The biggest crisis is with bread.  Daily, self-employed workers clean out the stock of the bakeries, while the citizens are forced to endure endless lines seeking a basic food item for breakfast and snacks for their children.

The shortage could be foreseen, however there’s less and less bread because the flour is sold on the black market.  A former manager of a bakery explained to me that this was his principal source of income and that to maintain his position he paid kickbacks to his superiors.

The authorities refuse to open wholesaler warehouses for independent workers and it’s too expensive for the food vendors to pay retail.  No one can sell a personal pizza for 30 cents while having to buy the ingredients from hard currency stores whose products carry a 240 percent tax.

In another example, the state has implemented a program of massive land redistribution benefitting more than a hundred thousand families, however those people have nowhere to buy the tools, fertilizers, seeds, wire and irrigation systems they need to make the properties productive.

It doesn’t make sense

The campesinos say that it’s putting the cart before the horse, and that seems to be precisely the case.  A few days ago a letter from an agricultural specialist was published in the country’s official newspaper.  In it he assured that to prepare food in Cuba using electricity is much more expensive.

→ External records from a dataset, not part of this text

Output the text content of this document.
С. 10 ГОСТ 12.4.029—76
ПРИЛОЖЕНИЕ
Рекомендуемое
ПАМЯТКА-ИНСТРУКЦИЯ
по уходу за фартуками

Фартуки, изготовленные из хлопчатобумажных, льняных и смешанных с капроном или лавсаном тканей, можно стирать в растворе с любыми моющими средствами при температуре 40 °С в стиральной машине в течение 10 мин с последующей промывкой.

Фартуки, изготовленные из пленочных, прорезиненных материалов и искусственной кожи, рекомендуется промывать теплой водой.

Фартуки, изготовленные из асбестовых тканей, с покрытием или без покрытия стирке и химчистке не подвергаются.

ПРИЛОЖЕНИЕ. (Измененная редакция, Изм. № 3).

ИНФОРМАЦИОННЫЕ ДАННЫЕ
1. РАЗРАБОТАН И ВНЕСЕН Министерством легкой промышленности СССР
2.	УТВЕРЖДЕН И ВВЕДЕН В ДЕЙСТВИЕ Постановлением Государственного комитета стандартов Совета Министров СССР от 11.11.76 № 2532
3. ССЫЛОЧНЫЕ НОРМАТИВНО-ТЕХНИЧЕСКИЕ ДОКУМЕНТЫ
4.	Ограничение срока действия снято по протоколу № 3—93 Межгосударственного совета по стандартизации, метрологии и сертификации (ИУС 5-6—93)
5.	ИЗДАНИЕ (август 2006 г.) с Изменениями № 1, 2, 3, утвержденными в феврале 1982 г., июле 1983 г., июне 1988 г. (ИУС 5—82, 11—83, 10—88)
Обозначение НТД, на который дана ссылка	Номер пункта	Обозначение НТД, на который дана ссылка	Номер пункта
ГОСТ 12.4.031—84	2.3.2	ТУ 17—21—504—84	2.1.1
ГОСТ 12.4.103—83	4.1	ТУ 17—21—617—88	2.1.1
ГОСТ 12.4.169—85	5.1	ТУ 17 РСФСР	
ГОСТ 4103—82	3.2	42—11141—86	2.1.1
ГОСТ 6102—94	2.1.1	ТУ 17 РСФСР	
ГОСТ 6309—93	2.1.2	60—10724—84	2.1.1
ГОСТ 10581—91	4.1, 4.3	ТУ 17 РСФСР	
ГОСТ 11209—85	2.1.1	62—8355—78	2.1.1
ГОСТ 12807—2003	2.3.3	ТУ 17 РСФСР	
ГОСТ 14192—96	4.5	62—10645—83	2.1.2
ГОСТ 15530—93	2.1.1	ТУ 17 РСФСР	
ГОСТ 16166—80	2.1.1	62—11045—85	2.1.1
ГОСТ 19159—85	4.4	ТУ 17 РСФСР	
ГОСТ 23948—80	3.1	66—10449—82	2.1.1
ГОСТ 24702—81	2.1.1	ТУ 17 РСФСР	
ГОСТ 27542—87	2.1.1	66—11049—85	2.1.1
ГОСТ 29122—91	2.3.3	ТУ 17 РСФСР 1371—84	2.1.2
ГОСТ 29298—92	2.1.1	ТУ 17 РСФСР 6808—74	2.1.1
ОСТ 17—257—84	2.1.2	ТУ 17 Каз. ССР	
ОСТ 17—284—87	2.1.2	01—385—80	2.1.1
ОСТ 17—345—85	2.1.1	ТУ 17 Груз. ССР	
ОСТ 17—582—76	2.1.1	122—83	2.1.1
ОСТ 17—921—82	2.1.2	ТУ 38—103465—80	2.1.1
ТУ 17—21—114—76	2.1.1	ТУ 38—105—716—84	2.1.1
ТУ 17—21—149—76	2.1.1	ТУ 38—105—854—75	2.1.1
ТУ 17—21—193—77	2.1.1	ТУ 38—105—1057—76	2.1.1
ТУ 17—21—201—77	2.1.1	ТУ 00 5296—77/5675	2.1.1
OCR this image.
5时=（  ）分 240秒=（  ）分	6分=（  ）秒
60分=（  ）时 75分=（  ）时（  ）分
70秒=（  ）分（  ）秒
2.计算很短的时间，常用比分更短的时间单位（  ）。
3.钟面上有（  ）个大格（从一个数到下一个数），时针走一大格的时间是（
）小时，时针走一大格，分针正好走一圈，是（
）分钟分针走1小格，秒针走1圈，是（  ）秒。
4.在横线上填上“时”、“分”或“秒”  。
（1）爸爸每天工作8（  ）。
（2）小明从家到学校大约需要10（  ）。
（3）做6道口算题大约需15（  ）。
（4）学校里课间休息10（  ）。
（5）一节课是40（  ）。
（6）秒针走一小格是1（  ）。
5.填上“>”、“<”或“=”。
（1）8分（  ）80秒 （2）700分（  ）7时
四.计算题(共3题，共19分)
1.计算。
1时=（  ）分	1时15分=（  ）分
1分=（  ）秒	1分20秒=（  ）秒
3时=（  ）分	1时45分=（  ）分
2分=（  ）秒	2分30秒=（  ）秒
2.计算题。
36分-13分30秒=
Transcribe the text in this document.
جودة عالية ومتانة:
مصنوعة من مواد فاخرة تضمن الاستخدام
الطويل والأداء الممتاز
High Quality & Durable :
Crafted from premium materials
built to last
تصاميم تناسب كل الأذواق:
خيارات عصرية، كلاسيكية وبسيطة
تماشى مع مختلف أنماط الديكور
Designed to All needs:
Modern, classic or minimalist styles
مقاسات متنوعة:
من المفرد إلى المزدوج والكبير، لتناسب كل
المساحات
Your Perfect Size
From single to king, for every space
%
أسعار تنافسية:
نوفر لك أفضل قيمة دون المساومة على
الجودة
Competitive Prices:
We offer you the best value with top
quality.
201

His arguments were technical, pointing out that gas has more caloric value and it’s cheaper to store, in addition to how electric power stations suffer greater drains and that the losses produced in transferring energy from a power station to an appliance are enormous.

Notwithstanding, the government spent tens of millions of dollars in buying electric cookers and pots to “conserve energy” and later discovered that cooking with gas — as was done previously — is cheaper.

A good mechanism for conserving resources would be to make an analysis of consequences before taking the concrete measures.  To achieve that, decision makers must listen to the specialists, those who too often lack power but have plenty of knowledge.

Discussing the issue with foreign businesspeople confirmed for me that this is the general tendency.  They verified that the famous story about the manager who purchased a snow sweeper here is repeated time and time again without anyone losing their position.

“In no other part of the world do journalists receive duty-free exemptions,” the government functionaries told us, and the reasoning would have been impeccable if it weren’t that this was another instance of putting the horse in back.  The problem is that it’s much easier to prohibit than to seek solutions.

We journalists have now come face to face with the situation of the self-employed workers unable to buy at wholesale prices, of parents who must endure daily bread lines, of families who lost their economical gas stoves and of the campesinos who have nowhere to buy tools.

But in the end, the twists and turns for those of us who will now have to adjust will bring us closer to the ordinary people, and that — especially for a journalist — is always something good.

Havana Times translation of the Spanish original authorized by BBC Mundo.